On a découvert quatre grands récifs d'éponges siliceuses dans le détroit d’Hécate en 1987. On a pu déterminer qu'ils sont vieux de plus de 9 000 ans et qu'ils couvrent une zone d'environ 1 000 kilomètres carrés. Il s'agit d'une découverte remarquable puisque l'on pensait alors que ces animaux marins délicats et vulnérables avaient disparu.
Ces éponges, qui peuvent vivre jusqu'à 200 ans, sont incroyablement fragiles. En 2002, avec la coopération de la communauté de la conservation et de l’industrie de la pêche commerciale, les quatre récifs ont été fermés à la pêche au chalut. D'autres protections ont été mises en place en 2006. Cependant, pour protéger entièrement ce trésor national, d'autres mesures sont nécessaires.
Ici, en Colombie-Britannique, la désignation des récifs d'éponges siliceuses du détroit d’Hécate et du détroit de la Reine-Charlotte demeure une priorité et je peux vous assurer que notre ministère travaille d'arrache-pied pour voir cette désignation se concrétiser.
En tant qu'entité fédérale qui dirige les pêches commerciales, récréatives et autochtones, notre gouvernement s'engage à assurer la viabilité à long terme des populations de poissons vivant dans nos océans et nos voies navigables.
Nous en trouvons une autre preuve dans la somme de 2 millions de dollars accordée dans le Plan d’action économique de 2015 à la Fondation du saumon du Pacifique pour appuyer le projet Salish Sea Marine Survival. C’est quelque chose que le Dr Brian Riddell a apporté à notre attention, avec l’aide du député Weston.
Les membres de ce groupe vont étudier les facteurs qui influencent la survie des saumons et des truites arc-en-ciel juvéniles dans la mer des Salish, au large de la Colombie-Britannique. Les recherches consacrées au milieu marin de la mer des Salish porteront sur les algues, les écloseries, la migration des saumons et les effets que les mammifères marins peuvent avoir sur les saumons. Elles feront appel aux techniques de recherche les plus récentes et s'appuieront sur l'expertise des universitaires et des bénévoles qui participent à ce projet.
La Fondation du saumon du Pacifique est déterminée à découvrir l'origine de ce problème et à trouver ce que l'on peut faire pour inverser le déclin des montaisons. Elle coordonne, aux côtés de Long Live the Kings (leur homologue américain) les efforts de plus de 40 organisations qui travaillent à cet important enjeu transfrontalier.

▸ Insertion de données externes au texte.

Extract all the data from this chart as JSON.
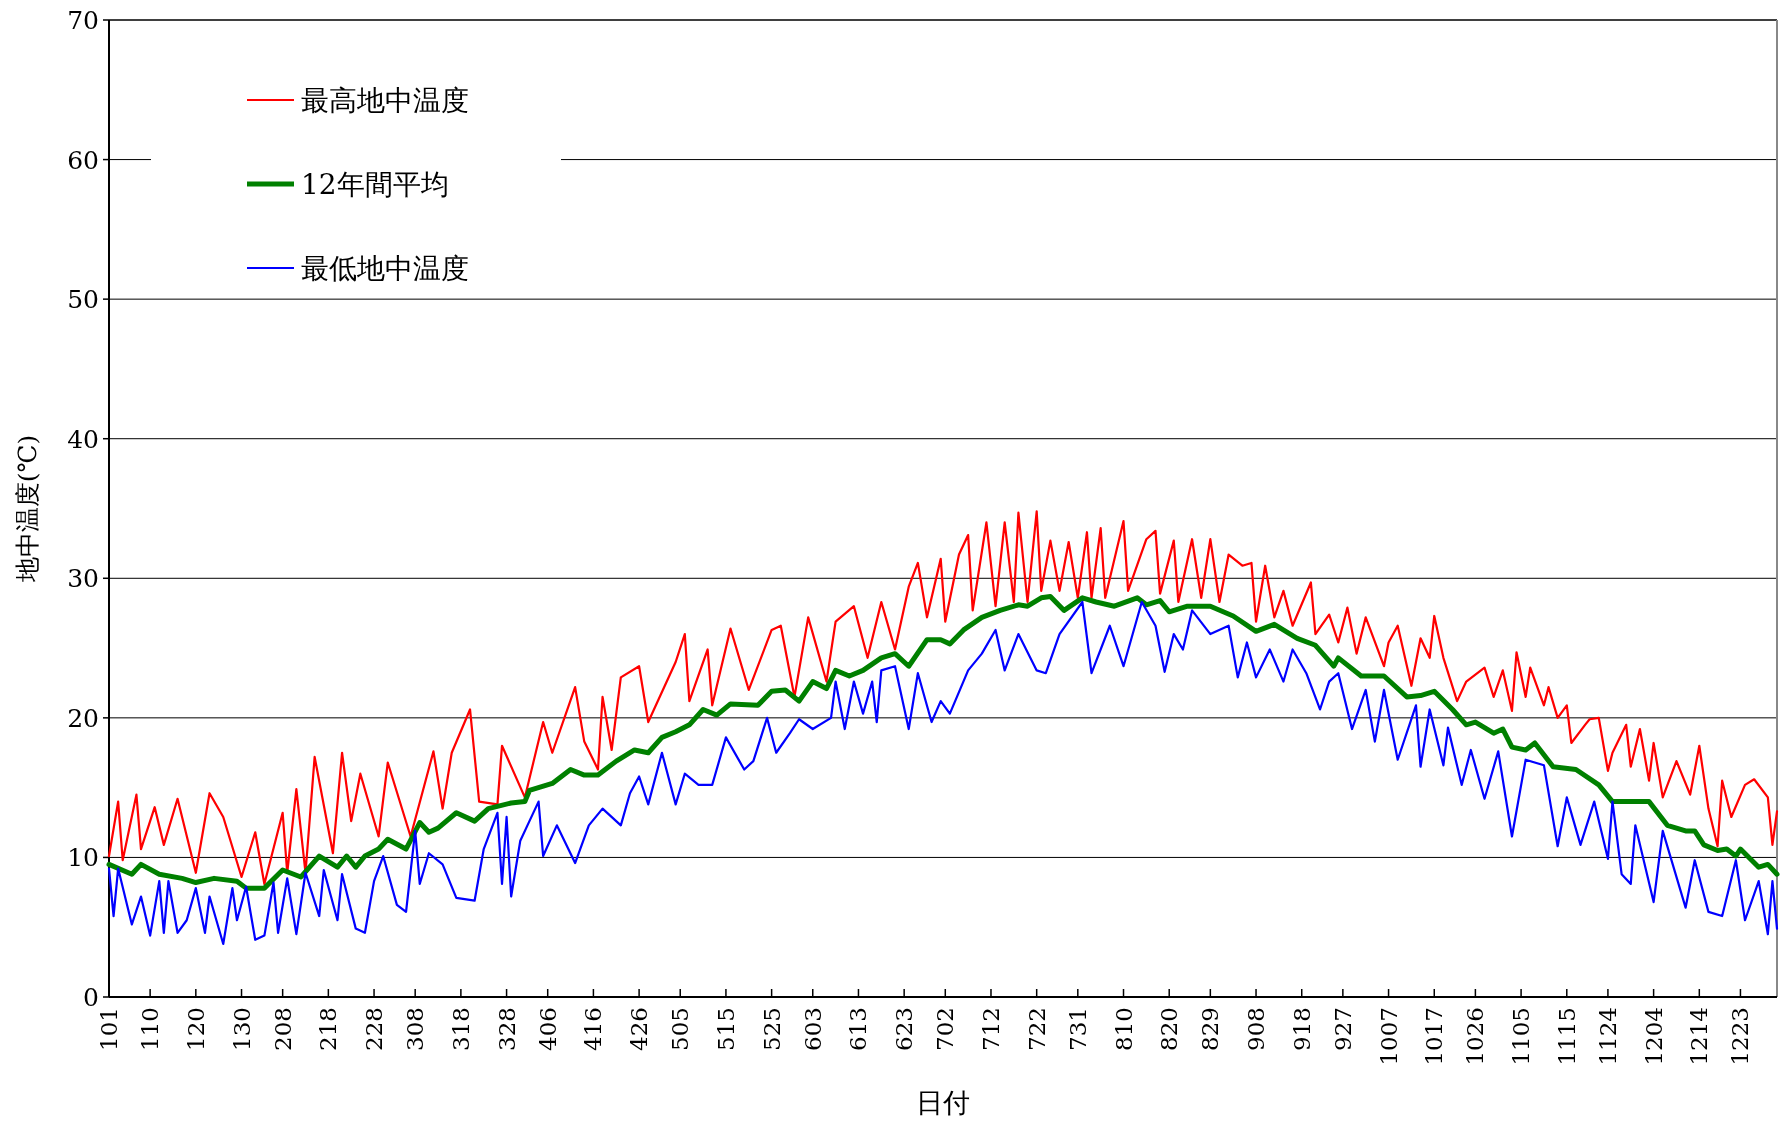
{
  "chart_data": {
    "type": "line",
    "xlabel": "日付",
    "ylabel": "地中温度(℃)",
    "xlim": [
      "--01-01",
      "--12-31"
    ],
    "ylim": [
      0,
      70
    ],
    "yticks": [
      0,
      10,
      20,
      30,
      40,
      50,
      60,
      70
    ],
    "xticks": [
      {
        "value": "--01-01",
        "label": "101"
      },
      {
        "value": "--01-10",
        "label": "110"
      },
      {
        "value": "--01-20",
        "label": "120"
      },
      {
        "value": "--01-30",
        "label": "130"
      },
      {
        "value": "--02-08",
        "label": "208"
      },
      {
        "value": "--02-18",
        "label": "218"
      },
      {
        "value": "--02-28",
        "label": "228"
      },
      {
        "value": "--03-08",
        "label": "308"
      },
      {
        "value": "--03-18",
        "label": "318"
      },
      {
        "value": "--03-28",
        "label": "328"
      },
      {
        "value": "--04-06",
        "label": "406"
      },
      {
        "value": "--04-16",
        "label": "416"
      },
      {
        "value": "--04-26",
        "label": "426"
      },
      {
        "value": "--05-05",
        "label": "505"
      },
      {
        "value": "--05-15",
        "label": "515"
      },
      {
        "value": "--05-25",
        "label": "525"
      },
      {
        "value": "--06-03",
        "label": "603"
      },
      {
        "value": "--06-13",
        "label": "613"
      },
      {
        "value": "--06-23",
        "label": "623"
      },
      {
        "value": "--07-02",
        "label": "702"
      },
      {
        "value": "--07-12",
        "label": "712"
      },
      {
        "value": "--07-22",
        "label": "722"
      },
      {
        "value": "--07-31",
        "label": "731"
      },
      {
        "value": "--08-10",
        "label": "810"
      },
      {
        "value": "--08-20",
        "label": "820"
      },
      {
        "value": "--08-29",
        "label": "829"
      },
      {
        "value": "--09-08",
        "label": "908"
      },
      {
        "value": "--09-18",
        "label": "918"
      },
      {
        "value": "--09-27",
        "label": "927"
      },
      {
        "value": "--10-07",
        "label": "1007"
      },
      {
        "value": "--10-17",
        "label": "1017"
      },
      {
        "value": "--10-26",
        "label": "1026"
      },
      {
        "value": "--11-05",
        "label": "1105"
      },
      {
        "value": "--11-15",
        "label": "1115"
      },
      {
        "value": "--11-24",
        "label": "1124"
      },
      {
        "value": "--12-04",
        "label": "1204"
      },
      {
        "value": "--12-14",
        "label": "1214"
      },
      {
        "value": "--12-23",
        "label": "1223"
      }
    ],
    "grid": "y",
    "legend": "top left",
    "line_style": "solid",
    "marker": "none",
    "series": [
      {
        "name": "最高地中温度",
        "color": "#ff0000",
        "x": [
          "--01-01",
          "--01-03",
          "--01-04",
          "--01-07",
          "--01-08",
          "--01-11",
          "--01-13",
          "--01-16",
          "--01-20",
          "--01-23",
          "--01-26",
          "--01-30",
          "--02-02",
          "--02-04",
          "--02-08",
          "--02-09",
          "--02-11",
          "--02-13",
          "--02-15",
          "--02-19",
          "--02-21",
          "--02-23",
          "--02-25",
          "--02-29",
          "--03-02",
          "--03-07",
          "--03-12",
          "--03-14",
          "--03-16",
          "--03-20",
          "--03-22",
          "--03-26",
          "--03-27",
          "--04-01",
          "--04-05",
          "--04-07",
          "--04-12",
          "--04-14",
          "--04-17",
          "--04-18",
          "--04-20",
          "--04-22",
          "--04-26",
          "--04-28",
          "--05-04",
          "--05-06",
          "--05-07",
          "--05-11",
          "--05-12",
          "--05-16",
          "--05-20",
          "--05-25",
          "--05-27",
          "--05-30",
          "--06-02",
          "--06-06",
          "--06-08",
          "--06-12",
          "--06-15",
          "--06-18",
          "--06-21",
          "--06-24",
          "--06-26",
          "--06-28",
          "--07-01",
          "--07-02",
          "--07-05",
          "--07-07",
          "--07-08",
          "--07-11",
          "--07-13",
          "--07-15",
          "--07-17",
          "--07-18",
          "--07-20",
          "--07-22",
          "--07-23",
          "--07-25",
          "--07-27",
          "--07-29",
          "--07-31",
          "--08-02",
          "--08-03",
          "--08-05",
          "--08-06",
          "--08-10",
          "--08-11",
          "--08-15",
          "--08-17",
          "--08-18",
          "--08-21",
          "--08-22",
          "--08-25",
          "--08-27",
          "--08-29",
          "--08-31",
          "--09-02",
          "--09-05",
          "--09-07",
          "--09-08",
          "--09-10",
          "--09-12",
          "--09-14",
          "--09-16",
          "--09-20",
          "--09-21",
          "--09-24",
          "--09-26",
          "--09-28",
          "--09-30",
          "--10-02",
          "--10-06",
          "--10-07",
          "--10-09",
          "--10-12",
          "--10-14",
          "--10-16",
          "--10-17",
          "--10-19",
          "--10-22",
          "--10-24",
          "--10-28",
          "--10-30",
          "--11-01",
          "--11-03",
          "--11-04",
          "--11-06",
          "--11-07",
          "--11-10",
          "--11-11",
          "--11-13",
          "--11-15",
          "--11-16",
          "--11-19",
          "--11-20",
          "--11-22",
          "--11-24",
          "--11-25",
          "--11-28",
          "--11-29",
          "--12-01",
          "--12-03",
          "--12-04",
          "--12-06",
          "--12-09",
          "--12-12",
          "--12-14",
          "--12-16",
          "--12-18",
          "--12-19",
          "--12-21",
          "--12-24",
          "--12-26",
          "--12-29",
          "--12-30",
          "--12-31"
        ],
        "values": [
          10.1,
          14.0,
          9.8,
          14.5,
          10.6,
          13.6,
          10.9,
          14.2,
          8.9,
          14.6,
          12.9,
          8.6,
          11.8,
          8.1,
          13.2,
          8.9,
          14.9,
          8.9,
          17.2,
          10.3,
          17.5,
          12.6,
          16.0,
          11.5,
          16.8,
          11.5,
          17.6,
          13.5,
          17.5,
          20.6,
          14.0,
          13.8,
          18.0,
          14.3,
          19.7,
          17.5,
          22.2,
          18.3,
          16.3,
          21.5,
          17.7,
          22.9,
          23.7,
          19.7,
          24.0,
          26.0,
          21.2,
          24.9,
          20.9,
          26.4,
          22.0,
          26.3,
          26.6,
          21.5,
          27.2,
          22.6,
          26.9,
          28.0,
          24.3,
          28.3,
          24.9,
          29.4,
          31.1,
          27.2,
          31.4,
          26.9,
          31.7,
          33.1,
          27.7,
          34.0,
          28.0,
          34.0,
          28.3,
          34.7,
          28.3,
          34.8,
          29.1,
          32.7,
          29.1,
          32.6,
          28.6,
          33.3,
          28.6,
          33.6,
          28.6,
          34.1,
          29.1,
          32.8,
          33.4,
          28.9,
          32.7,
          28.3,
          32.8,
          28.6,
          32.8,
          28.3,
          31.7,
          30.9,
          31.1,
          26.9,
          30.9,
          27.2,
          29.1,
          26.6,
          29.7,
          26.0,
          27.4,
          25.4,
          27.9,
          24.6,
          27.2,
          23.7,
          25.4,
          26.6,
          22.3,
          25.7,
          24.3,
          27.3,
          24.3,
          21.2,
          22.6,
          23.6,
          21.5,
          23.4,
          20.5,
          24.7,
          21.5,
          23.6,
          20.9,
          22.2,
          20.0,
          20.9,
          18.2,
          19.5,
          19.9,
          20.0,
          16.2,
          17.5,
          19.5,
          16.5,
          19.2,
          15.5,
          18.2,
          14.3,
          16.9,
          14.5,
          18.0,
          13.5,
          10.8,
          15.5,
          12.9,
          15.2,
          15.6,
          14.3,
          10.9,
          13.3
        ]
      },
      {
        "name": "12年間平均",
        "color": "#008000",
        "x": [
          "--01-01",
          "--01-06",
          "--01-08",
          "--01-12",
          "--01-17",
          "--01-20",
          "--01-24",
          "--01-29",
          "--01-31",
          "--02-04",
          "--02-08",
          "--02-12",
          "--02-16",
          "--02-20",
          "--02-22",
          "--02-24",
          "--02-26",
          "--02-29",
          "--03-02",
          "--03-06",
          "--03-09",
          "--03-11",
          "--03-13",
          "--03-17",
          "--03-21",
          "--03-24",
          "--03-29",
          "--04-01",
          "--04-02",
          "--04-07",
          "--04-11",
          "--04-14",
          "--04-17",
          "--04-21",
          "--04-25",
          "--04-28",
          "--05-01",
          "--05-04",
          "--05-07",
          "--05-10",
          "--05-13",
          "--05-16",
          "--05-22",
          "--05-25",
          "--05-28",
          "--05-31",
          "--06-03",
          "--06-06",
          "--06-08",
          "--06-11",
          "--06-14",
          "--06-18",
          "--06-21",
          "--06-24",
          "--06-28",
          "--07-01",
          "--07-03",
          "--07-06",
          "--07-10",
          "--07-14",
          "--07-18",
          "--07-20",
          "--07-23",
          "--07-25",
          "--07-28",
          "--08-01",
          "--08-04",
          "--08-08",
          "--08-13",
          "--08-15",
          "--08-18",
          "--08-20",
          "--08-24",
          "--08-29",
          "--09-03",
          "--09-08",
          "--09-12",
          "--09-17",
          "--09-21",
          "--09-25",
          "--09-26",
          "--10-01",
          "--10-06",
          "--10-11",
          "--10-14",
          "--10-17",
          "--10-21",
          "--10-24",
          "--10-26",
          "--10-30",
          "--11-01",
          "--11-03",
          "--11-06",
          "--11-08",
          "--11-12",
          "--11-17",
          "--11-22",
          "--11-25",
          "--11-29",
          "--12-03",
          "--12-07",
          "--12-11",
          "--12-13",
          "--12-15",
          "--12-18",
          "--12-20",
          "--12-22",
          "--12-23",
          "--12-27",
          "--12-29",
          "--12-31"
        ],
        "values": [
          9.5,
          8.8,
          9.5,
          8.8,
          8.5,
          8.2,
          8.5,
          8.3,
          7.8,
          7.8,
          9.1,
          8.6,
          10.1,
          9.3,
          10.1,
          9.3,
          10.1,
          10.6,
          11.3,
          10.6,
          12.5,
          11.8,
          12.1,
          13.2,
          12.6,
          13.5,
          13.9,
          14.0,
          14.8,
          15.3,
          16.3,
          15.9,
          15.9,
          16.9,
          17.7,
          17.5,
          18.6,
          19.0,
          19.5,
          20.6,
          20.2,
          21.0,
          20.9,
          21.9,
          22.0,
          21.2,
          22.6,
          22.1,
          23.4,
          23.0,
          23.4,
          24.3,
          24.6,
          23.7,
          25.6,
          25.6,
          25.3,
          26.3,
          27.2,
          27.7,
          28.1,
          28.0,
          28.6,
          28.7,
          27.7,
          28.6,
          28.3,
          28.0,
          28.6,
          28.1,
          28.4,
          27.6,
          28.0,
          28.0,
          27.3,
          26.2,
          26.7,
          25.7,
          25.2,
          23.7,
          24.3,
          23.0,
          23.0,
          21.5,
          21.6,
          21.9,
          20.6,
          19.5,
          19.7,
          18.9,
          19.2,
          17.9,
          17.7,
          18.2,
          16.5,
          16.3,
          15.2,
          14.0,
          14.0,
          14.0,
          12.3,
          11.9,
          11.9,
          10.9,
          10.5,
          10.6,
          10.1,
          10.6,
          9.3,
          9.5,
          8.8
        ]
      },
      {
        "name": "最低地中温度",
        "color": "#0000ff",
        "x": [
          "--01-01",
          "--01-02",
          "--01-03",
          "--01-06",
          "--01-08",
          "--01-10",
          "--01-12",
          "--01-13",
          "--01-14",
          "--01-16",
          "--01-18",
          "--01-20",
          "--01-22",
          "--01-23",
          "--01-26",
          "--01-28",
          "--01-29",
          "--01-31",
          "--02-02",
          "--02-04",
          "--02-06",
          "--02-07",
          "--02-09",
          "--02-11",
          "--02-13",
          "--02-16",
          "--02-17",
          "--02-20",
          "--02-21",
          "--02-24",
          "--02-26",
          "--02-28",
          "--03-01",
          "--03-04",
          "--03-06",
          "--03-08",
          "--03-09",
          "--03-11",
          "--03-14",
          "--03-17",
          "--03-21",
          "--03-23",
          "--03-26",
          "--03-27",
          "--03-28",
          "--03-29",
          "--03-31",
          "--04-02",
          "--04-04",
          "--04-05",
          "--04-08",
          "--04-12",
          "--04-15",
          "--04-18",
          "--04-22",
          "--04-24",
          "--04-26",
          "--04-28",
          "--05-01",
          "--05-04",
          "--05-06",
          "--05-09",
          "--05-12",
          "--05-15",
          "--05-19",
          "--05-21",
          "--05-24",
          "--05-26",
          "--05-29",
          "--05-31",
          "--06-03",
          "--06-07",
          "--06-08",
          "--06-10",
          "--06-12",
          "--06-14",
          "--06-16",
          "--06-17",
          "--06-18",
          "--06-21",
          "--06-24",
          "--06-26",
          "--06-29",
          "--07-01",
          "--07-03",
          "--07-07",
          "--07-10",
          "--07-13",
          "--07-15",
          "--07-18",
          "--07-22",
          "--07-24",
          "--07-27",
          "--08-01",
          "--08-03",
          "--08-07",
          "--08-10",
          "--08-14",
          "--08-17",
          "--08-19",
          "--08-21",
          "--08-23",
          "--08-25",
          "--08-29",
          "--09-02",
          "--09-04",
          "--09-06",
          "--09-08",
          "--09-11",
          "--09-14",
          "--09-16",
          "--09-19",
          "--09-22",
          "--09-24",
          "--09-26",
          "--09-29",
          "--10-02",
          "--10-04",
          "--10-06",
          "--10-09",
          "--10-13",
          "--10-14",
          "--10-16",
          "--10-19",
          "--10-20",
          "--10-23",
          "--10-25",
          "--10-28",
          "--10-31",
          "--11-03",
          "--11-06",
          "--11-10",
          "--11-13",
          "--11-15",
          "--11-18",
          "--11-21",
          "--11-24",
          "--11-25",
          "--11-27",
          "--11-29",
          "--11-30",
          "--12-04",
          "--12-06",
          "--12-11",
          "--12-13",
          "--12-16",
          "--12-19",
          "--12-22",
          "--12-24",
          "--12-27",
          "--12-29",
          "--12-30",
          "--12-31"
        ],
        "values": [
          9.2,
          5.8,
          9.2,
          5.2,
          7.2,
          4.4,
          8.3,
          4.6,
          8.3,
          4.6,
          5.5,
          7.8,
          4.6,
          7.2,
          3.8,
          7.8,
          5.5,
          7.9,
          4.1,
          4.4,
          8.2,
          4.6,
          8.5,
          4.5,
          8.9,
          5.8,
          9.1,
          5.5,
          8.8,
          4.9,
          4.6,
          8.3,
          10.1,
          6.6,
          6.1,
          11.9,
          8.1,
          10.3,
          9.5,
          7.1,
          6.9,
          10.6,
          13.2,
          8.1,
          12.9,
          7.2,
          11.2,
          12.6,
          14.0,
          10.1,
          12.3,
          9.6,
          12.3,
          13.5,
          12.3,
          14.6,
          15.8,
          13.8,
          17.5,
          13.8,
          16.0,
          15.2,
          15.2,
          18.6,
          16.3,
          16.9,
          20.0,
          17.5,
          18.9,
          19.9,
          19.2,
          20.0,
          22.6,
          19.2,
          22.6,
          20.3,
          22.6,
          19.7,
          23.4,
          23.7,
          19.2,
          23.2,
          19.7,
          21.2,
          20.3,
          23.4,
          24.6,
          26.3,
          23.4,
          26.0,
          23.4,
          23.2,
          26.0,
          28.3,
          23.2,
          26.6,
          23.7,
          28.3,
          26.6,
          23.3,
          26.0,
          24.9,
          27.7,
          26.0,
          26.6,
          22.9,
          25.4,
          22.9,
          24.9,
          22.6,
          24.9,
          23.2,
          20.6,
          22.6,
          23.2,
          19.2,
          22.0,
          18.3,
          22.0,
          17.0,
          20.9,
          16.5,
          20.6,
          16.6,
          19.3,
          15.2,
          17.7,
          14.2,
          17.6,
          11.5,
          17.0,
          16.6,
          10.8,
          14.3,
          10.9,
          14.0,
          9.9,
          14.0,
          8.8,
          8.1,
          12.3,
          6.8,
          11.9,
          6.4,
          9.8,
          6.1,
          5.8,
          9.8,
          5.5,
          8.3,
          4.5,
          8.3,
          4.9
        ]
      }
    ]
  }
}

Permettez-moi de profiter de cette occasion pour dire quelques mots au sujet de la pollution causée par le vraquier Marathassa dans la Baie English. Cette situation a été très éprouvante pour les résidents de Vancouver, et en réalité pour tous les Britanno-Colombiens, qui chérissent leurs eaux cristallines. Et si vous regardez derrière moi, vous pouvez comprendre pourquoi. En tant que résidente d’une collectivité côtière, je partage pleinement la frustration qui a été ressentie lors de ce regrettable incident.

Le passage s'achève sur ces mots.